Lincolnshire academy threatened with closure for poor KS2 results

A primary academy in Lincolnshire faces closure for a recent run of terrible results – including the fact that less than 10 per cent of pupils reached the expected standards two years ago.

The government told St Giles Academy in Lincolnshire that its funding is to be terminated after it was rated ‘inadequate’ in October last year.

Ofsted raised numerous concerns, not least because some pupils’ behaviour at break times left others feeling unsafe. Trustees were criticised for not overseeing pupil progress properly.

The new headteacher, David Milner, was however praised for raising staff morale.

But John Edwards, the regional schools commissioner for the east Midlands and Humber, said in his letter to the Link Education Trust, which runs the academy, that the performance of pupils had been “exceptionally low” and “a concern” in recent years.

In his letter, dated 20 February, he pointed out that only seven per cent of pupils met the expected standards in reading, writing and maths in 2016.

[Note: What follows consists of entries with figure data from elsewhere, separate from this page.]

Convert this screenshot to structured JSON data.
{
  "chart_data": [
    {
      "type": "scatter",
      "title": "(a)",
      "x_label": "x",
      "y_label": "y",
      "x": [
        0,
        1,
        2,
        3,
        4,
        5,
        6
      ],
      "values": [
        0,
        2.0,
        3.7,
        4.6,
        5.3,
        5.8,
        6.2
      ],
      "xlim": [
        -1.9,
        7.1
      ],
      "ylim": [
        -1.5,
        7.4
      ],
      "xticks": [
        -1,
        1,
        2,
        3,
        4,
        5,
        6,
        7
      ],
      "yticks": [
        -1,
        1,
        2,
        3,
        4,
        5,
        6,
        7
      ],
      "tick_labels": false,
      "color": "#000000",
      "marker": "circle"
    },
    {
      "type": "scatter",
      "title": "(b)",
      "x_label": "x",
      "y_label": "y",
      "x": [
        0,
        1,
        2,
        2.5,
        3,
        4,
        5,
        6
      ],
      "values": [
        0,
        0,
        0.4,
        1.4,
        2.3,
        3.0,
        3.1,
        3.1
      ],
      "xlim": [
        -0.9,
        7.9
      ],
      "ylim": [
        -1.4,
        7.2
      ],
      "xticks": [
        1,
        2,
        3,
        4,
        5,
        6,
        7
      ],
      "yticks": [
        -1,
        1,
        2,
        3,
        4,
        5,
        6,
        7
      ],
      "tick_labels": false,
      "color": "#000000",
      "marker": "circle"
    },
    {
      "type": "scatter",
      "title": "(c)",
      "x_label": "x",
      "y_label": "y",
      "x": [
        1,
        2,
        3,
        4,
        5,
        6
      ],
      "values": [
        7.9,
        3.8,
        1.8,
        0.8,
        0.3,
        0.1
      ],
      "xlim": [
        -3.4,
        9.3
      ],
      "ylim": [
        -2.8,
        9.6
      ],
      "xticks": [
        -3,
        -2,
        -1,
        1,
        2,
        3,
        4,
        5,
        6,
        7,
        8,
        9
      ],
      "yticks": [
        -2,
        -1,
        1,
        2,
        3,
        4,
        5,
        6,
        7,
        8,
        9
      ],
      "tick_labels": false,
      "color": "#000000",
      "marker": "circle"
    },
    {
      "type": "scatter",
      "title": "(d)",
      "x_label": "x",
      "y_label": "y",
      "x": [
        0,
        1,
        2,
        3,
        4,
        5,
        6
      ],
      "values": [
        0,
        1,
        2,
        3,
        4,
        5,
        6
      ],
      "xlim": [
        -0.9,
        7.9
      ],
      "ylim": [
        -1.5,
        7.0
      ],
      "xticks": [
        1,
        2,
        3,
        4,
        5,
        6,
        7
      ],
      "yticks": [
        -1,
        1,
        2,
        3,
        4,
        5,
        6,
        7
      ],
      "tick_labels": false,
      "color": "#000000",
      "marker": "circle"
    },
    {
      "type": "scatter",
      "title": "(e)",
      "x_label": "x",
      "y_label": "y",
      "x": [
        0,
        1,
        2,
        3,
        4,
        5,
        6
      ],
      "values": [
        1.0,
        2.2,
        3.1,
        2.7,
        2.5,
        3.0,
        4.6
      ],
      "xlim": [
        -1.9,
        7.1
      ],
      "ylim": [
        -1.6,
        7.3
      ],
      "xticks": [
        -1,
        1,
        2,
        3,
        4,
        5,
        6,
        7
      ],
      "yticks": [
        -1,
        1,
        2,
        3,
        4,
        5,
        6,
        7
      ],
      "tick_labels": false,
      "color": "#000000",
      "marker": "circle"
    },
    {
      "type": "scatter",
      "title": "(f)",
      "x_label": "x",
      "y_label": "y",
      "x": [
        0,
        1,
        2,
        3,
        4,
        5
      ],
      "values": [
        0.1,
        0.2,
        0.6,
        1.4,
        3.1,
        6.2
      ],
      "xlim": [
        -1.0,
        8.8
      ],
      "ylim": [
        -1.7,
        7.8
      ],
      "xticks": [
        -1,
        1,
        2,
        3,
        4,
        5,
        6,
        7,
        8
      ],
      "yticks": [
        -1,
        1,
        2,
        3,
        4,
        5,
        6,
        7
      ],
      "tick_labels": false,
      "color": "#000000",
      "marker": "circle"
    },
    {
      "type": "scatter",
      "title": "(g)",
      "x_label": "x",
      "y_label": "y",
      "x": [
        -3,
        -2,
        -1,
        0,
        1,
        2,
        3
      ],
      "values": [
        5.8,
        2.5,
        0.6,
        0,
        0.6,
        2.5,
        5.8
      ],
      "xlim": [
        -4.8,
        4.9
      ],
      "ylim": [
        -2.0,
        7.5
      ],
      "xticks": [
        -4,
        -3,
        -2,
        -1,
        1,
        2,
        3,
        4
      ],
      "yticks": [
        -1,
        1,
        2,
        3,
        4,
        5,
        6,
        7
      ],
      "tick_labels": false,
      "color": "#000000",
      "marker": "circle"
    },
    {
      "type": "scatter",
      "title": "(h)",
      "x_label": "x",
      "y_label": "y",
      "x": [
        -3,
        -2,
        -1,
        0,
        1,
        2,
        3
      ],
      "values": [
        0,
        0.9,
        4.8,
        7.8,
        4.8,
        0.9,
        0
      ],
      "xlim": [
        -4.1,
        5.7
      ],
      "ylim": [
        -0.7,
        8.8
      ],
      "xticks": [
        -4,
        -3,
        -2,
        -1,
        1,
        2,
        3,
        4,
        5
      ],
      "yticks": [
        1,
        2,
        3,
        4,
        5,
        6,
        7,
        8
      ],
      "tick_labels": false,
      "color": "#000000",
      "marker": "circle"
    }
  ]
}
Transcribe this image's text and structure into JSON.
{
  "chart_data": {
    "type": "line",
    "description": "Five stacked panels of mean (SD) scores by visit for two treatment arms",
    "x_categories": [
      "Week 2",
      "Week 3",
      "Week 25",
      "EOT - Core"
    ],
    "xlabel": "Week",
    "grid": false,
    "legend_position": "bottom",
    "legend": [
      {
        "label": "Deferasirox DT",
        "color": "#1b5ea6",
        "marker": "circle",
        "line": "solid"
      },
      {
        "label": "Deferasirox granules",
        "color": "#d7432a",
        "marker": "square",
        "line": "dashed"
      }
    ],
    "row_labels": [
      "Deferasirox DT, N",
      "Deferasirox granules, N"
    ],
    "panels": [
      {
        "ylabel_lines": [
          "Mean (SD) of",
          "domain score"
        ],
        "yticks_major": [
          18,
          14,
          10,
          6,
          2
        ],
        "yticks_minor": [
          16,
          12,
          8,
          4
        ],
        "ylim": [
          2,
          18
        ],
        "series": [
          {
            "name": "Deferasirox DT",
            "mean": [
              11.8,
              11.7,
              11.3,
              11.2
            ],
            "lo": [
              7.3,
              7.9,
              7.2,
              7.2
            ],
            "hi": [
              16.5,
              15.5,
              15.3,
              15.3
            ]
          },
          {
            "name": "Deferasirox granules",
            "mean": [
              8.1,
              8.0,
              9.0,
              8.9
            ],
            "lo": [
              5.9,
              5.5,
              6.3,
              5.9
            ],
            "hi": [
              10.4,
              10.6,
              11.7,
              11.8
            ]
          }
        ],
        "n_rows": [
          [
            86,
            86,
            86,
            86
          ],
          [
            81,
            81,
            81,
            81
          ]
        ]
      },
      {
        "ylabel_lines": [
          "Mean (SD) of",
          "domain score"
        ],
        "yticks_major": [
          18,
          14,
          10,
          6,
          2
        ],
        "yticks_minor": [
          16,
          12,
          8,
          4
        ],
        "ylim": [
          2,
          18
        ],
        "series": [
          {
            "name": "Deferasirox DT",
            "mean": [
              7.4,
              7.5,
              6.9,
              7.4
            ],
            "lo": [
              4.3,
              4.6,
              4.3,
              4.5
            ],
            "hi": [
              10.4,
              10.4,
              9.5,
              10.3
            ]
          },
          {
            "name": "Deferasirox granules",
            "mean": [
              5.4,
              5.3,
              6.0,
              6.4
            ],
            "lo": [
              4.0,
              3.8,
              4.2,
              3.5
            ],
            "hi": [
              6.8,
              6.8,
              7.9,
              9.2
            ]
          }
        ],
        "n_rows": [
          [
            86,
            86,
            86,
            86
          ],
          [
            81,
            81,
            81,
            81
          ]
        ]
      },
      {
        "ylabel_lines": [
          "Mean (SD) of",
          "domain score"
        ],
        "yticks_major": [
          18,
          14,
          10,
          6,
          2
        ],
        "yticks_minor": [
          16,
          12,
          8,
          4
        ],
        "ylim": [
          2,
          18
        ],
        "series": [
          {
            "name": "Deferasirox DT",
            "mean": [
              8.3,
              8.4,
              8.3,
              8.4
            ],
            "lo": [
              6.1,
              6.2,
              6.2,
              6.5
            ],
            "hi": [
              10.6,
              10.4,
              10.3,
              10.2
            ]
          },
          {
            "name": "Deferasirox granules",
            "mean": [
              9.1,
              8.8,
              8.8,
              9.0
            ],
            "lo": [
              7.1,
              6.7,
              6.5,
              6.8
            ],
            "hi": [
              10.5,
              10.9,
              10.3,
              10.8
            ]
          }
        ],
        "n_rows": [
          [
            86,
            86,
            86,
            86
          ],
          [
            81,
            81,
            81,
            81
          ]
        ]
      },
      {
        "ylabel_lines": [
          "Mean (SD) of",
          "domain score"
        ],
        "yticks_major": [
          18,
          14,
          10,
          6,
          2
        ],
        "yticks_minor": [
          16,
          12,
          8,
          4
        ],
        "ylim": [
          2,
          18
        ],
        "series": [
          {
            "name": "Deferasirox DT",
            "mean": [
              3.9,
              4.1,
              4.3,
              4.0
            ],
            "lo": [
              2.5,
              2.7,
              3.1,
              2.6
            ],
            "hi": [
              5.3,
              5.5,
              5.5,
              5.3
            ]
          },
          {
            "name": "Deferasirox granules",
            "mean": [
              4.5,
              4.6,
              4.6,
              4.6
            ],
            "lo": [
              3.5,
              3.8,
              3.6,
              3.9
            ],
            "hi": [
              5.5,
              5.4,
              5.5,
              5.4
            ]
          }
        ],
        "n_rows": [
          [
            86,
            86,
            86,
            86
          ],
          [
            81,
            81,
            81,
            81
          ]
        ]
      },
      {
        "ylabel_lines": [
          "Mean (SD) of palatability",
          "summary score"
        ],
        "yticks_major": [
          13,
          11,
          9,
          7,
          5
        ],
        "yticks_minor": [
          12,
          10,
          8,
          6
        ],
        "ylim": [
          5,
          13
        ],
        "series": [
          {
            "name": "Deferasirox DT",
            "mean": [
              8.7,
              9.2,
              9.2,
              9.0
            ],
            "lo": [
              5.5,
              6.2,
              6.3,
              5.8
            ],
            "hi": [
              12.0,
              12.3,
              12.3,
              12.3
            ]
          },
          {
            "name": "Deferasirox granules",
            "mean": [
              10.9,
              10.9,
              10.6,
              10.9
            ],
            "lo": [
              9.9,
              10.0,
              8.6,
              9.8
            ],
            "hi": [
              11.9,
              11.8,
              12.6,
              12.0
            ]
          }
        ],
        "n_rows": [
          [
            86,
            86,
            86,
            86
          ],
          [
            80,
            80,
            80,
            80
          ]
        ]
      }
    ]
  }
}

Last year’s results were also too low, he said, when 35 per cent of pupils reached the expected standards, which was still below the local authority average of 57 per cent and the national average of 61 per cent.

Edwards does “not consider that the trust is able to make rapid and sustained improvement” and intends to close it. However Milner has said he is in talks with Edwards and is certain the school has a “bright future.”

The trust had until the middle of this month to write to persuade the RSC to reverse his decision.

The government’s school data shows that reading is the area in which pupils made least progress at St Giles, with a score of -4.3, followed by -2.7 in both writing and maths.

Milner denied that the academy was set to shut, saying instead that his team was in talks with the RSC.

“St Giles Academy continues to work very hard to ensure we provide the best education for all of our pupils,” he said.

“We are currently receiving support from a local teaching school and are in regular communication with the regional school commissioner’s office.

“We are sure the academy has a bright future.”